Dice frequency
By Michael Doornbos
- 3 minutes read - 523 wordsI’ve been obsessed with the Random number generator on the Commodore computers for a LONG time, and I’m not the only one who is, to be sure.
We’ve used this random function in many of the Cipher series articles before, both via BASIC and directly getting randomness from the SID oscillator 3.
Let’s try a “practical” example we might code into a game that throws dice and tests the frequency distribution. For one or two dice, we can easily calculate what a “perfect” distribution should be, so this should be a good test to see if the random number generator is sufficient to make a fair game.
Single
A single six-sided is pretty easy to understand, and there’s a 1 in 6 chance of rolling any of the sides. So a proper frequency distribution should come in at 16.67%.
Let’s try it 1000 and then 10000 times on a Commodore 64 to see how random the random number generation is in a “practical example.”
5 PRINTCHR$(147):PRINT"ROLLING DICE..."
10 TI$="000000"
20 DIMT(6):N=1000
100 FORI=0TON
110 S=INT(RND(.)*6)+1
120 T(S)=T(S)+1
130 NEXT
200 PRINTCHR$(147)
210 PRINT"DICE FREQUENCY PERCENTAGE"
220 PRINT"-------------------------------"
230 PRINT:FORJ=1TO6:PRINTJ;TAB(9);T(J);TAB(21);T(J)/N*100;"%":NEXT
1100 PRINT:PRINT"PROCESS TIME:"TI/60
When run 1000 times:
N=1000
And it gets slightly better at 10000 iterations:
N=10000
Two dice
Two dice are also pretty easy to calculate. There’s a 1/36 chance of any of the possible combinations.
| DICE | COMBINED | COMBINATIONS | PROBAILITY | % | |
|---|---|---|---|---|---|
| 2 | 1+1 | 1/36 | 2.78% | ||
| 3 | 1+2 or 2+1 2/36 | 5.56% | |||
| 4 | 1+3 or 2+2 or 3+1 | 3/36 | 8.33% | ||
| 5 | 1+4 or 2+3 or 3+2 or 4+1 | 4/36 | 11.11% | ||
| 6 | 1+5 or 2+4 or 3+3 or 4+2 or 5+1 | 5/36 | 13.89% | ||
| 7 | 1+6 or 2+5 or 3+4 or 4+3 or 5+2 or 6+1 | 6/36 | 16.67% | ||
| 8 | 2+6 or 3+5 or 4+4 or 5+3 or 6+2 | 5/36 | 13.89% | ||
| 9 | 3+6 or 4+5 or 5+4 or 6+3 | 4/36 | 11.11% | ||
| 10 | 4+6 or 5+5 or 6+4 | 3/36 | 8.33% | ||
| 11 | 5+6 or 6+5 | 2/36 | 5.56% | ||
| 12 | 6+6 | 1/36 | 2.78% |
The modifications are simple. Slight change to lines 20 and 230, and we can get the output we’re looking for.
5 PRINTCHR$(147):PRINT"ROLLING DICE..."
10 TI$="000000"
20 DIMT(12):N=1000
100 FORI=0TON
110 S=INT(RND(.)*6)+1+INT(RND(.)*6)+1
120 T(S)=T(S)+1
130 NEXT
200 PRINTCHR$(147)
210 PRINT"DICE FREQUENCY PERCENTAGE"
220 PRINT"-------------------------------"
230 PRINT:FORJ=2TO12:PRINTJ;TAB(9);T(J);TAB(21);T(J)/N*100;"%":NEXT
1100 PRINT:PRINT"PROCESS TIME:"TI/60
1000 times:
N=1000
and now 10000 times:
N=10000
How does this compare?
For gaming and the kinds of things you’d probably use your Commodore, these results are probably perfectly fine.

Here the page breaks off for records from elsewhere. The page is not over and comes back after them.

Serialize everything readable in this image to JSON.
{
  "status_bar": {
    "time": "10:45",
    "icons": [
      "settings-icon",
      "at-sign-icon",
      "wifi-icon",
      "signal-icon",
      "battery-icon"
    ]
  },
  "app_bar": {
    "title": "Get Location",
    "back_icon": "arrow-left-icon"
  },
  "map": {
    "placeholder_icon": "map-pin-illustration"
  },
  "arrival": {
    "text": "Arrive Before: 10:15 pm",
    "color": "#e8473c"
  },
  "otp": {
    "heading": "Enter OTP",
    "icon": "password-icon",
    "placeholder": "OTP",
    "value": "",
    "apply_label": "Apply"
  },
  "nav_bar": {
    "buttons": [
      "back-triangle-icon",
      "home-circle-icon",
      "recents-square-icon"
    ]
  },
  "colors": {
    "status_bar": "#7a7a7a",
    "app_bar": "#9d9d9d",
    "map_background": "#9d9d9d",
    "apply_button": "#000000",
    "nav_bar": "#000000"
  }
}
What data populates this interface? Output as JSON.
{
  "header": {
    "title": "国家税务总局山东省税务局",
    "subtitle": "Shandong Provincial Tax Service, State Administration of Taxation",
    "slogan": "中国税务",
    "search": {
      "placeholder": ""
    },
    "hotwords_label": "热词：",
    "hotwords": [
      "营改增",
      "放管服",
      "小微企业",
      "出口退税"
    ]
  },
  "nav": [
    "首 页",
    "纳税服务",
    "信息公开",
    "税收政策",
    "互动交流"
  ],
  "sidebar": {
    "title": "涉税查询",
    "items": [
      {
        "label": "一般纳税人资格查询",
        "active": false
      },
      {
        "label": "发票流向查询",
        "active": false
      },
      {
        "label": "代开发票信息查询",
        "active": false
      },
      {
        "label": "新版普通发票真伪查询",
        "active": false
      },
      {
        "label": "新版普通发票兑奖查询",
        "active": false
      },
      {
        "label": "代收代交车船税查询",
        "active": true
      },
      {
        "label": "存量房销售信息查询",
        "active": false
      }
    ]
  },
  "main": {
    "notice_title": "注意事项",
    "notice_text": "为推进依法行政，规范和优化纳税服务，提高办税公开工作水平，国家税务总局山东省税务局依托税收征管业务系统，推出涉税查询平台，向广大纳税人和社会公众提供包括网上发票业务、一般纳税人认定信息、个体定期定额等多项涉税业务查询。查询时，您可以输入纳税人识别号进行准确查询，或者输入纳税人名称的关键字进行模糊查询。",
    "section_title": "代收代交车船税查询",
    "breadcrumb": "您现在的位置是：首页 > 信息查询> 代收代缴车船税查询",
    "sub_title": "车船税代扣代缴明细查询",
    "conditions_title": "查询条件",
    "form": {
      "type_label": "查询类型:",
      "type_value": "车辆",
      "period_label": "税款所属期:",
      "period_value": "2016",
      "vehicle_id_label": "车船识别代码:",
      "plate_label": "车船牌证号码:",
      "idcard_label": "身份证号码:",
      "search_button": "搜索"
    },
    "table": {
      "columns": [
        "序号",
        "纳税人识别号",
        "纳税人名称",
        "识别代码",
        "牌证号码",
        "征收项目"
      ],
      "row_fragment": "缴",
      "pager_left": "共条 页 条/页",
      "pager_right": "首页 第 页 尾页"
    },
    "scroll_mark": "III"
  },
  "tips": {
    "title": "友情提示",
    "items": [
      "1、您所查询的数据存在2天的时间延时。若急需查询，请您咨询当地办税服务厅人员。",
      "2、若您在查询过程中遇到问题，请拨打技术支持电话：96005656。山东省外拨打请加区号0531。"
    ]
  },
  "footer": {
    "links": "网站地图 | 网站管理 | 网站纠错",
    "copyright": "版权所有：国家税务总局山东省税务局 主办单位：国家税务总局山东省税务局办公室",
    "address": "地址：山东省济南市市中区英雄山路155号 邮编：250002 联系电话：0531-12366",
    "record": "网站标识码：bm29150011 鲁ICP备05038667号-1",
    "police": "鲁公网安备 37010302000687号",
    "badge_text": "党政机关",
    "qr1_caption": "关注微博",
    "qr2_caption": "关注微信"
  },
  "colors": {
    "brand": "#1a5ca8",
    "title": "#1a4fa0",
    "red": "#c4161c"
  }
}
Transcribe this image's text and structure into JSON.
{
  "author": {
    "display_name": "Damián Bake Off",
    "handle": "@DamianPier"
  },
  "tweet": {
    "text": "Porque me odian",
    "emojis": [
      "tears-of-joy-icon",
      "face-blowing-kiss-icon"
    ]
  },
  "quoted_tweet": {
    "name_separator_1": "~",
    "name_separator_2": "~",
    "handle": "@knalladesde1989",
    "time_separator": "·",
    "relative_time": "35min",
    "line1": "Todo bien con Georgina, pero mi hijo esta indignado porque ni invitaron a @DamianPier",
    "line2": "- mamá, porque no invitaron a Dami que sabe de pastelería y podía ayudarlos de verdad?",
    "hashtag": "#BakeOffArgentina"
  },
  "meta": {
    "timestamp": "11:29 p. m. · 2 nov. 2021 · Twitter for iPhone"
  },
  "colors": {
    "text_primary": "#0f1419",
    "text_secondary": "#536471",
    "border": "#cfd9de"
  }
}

Is it really random? It’s good enough random.
Let’s try this on a modern computer with Python, which is widely used in 2021 in scientific and data analysis.
1000 times single dice:
N=1000
and now 10000 single dice:
N=10000
1000 times two dice:
10000 times two dice:
It turns out that the Commodore seems to have fared pretty well. These are simple calculations for both systems. Even if the 2021 Macbook completed all of the tests in under 1 second, the results aren’t that different.
Well done, Commodore.
And before you get all twisted up about this, it’s just for fun. Nothing serious is implied here. We are just trying some practical uses of randomness in simple dice game applications.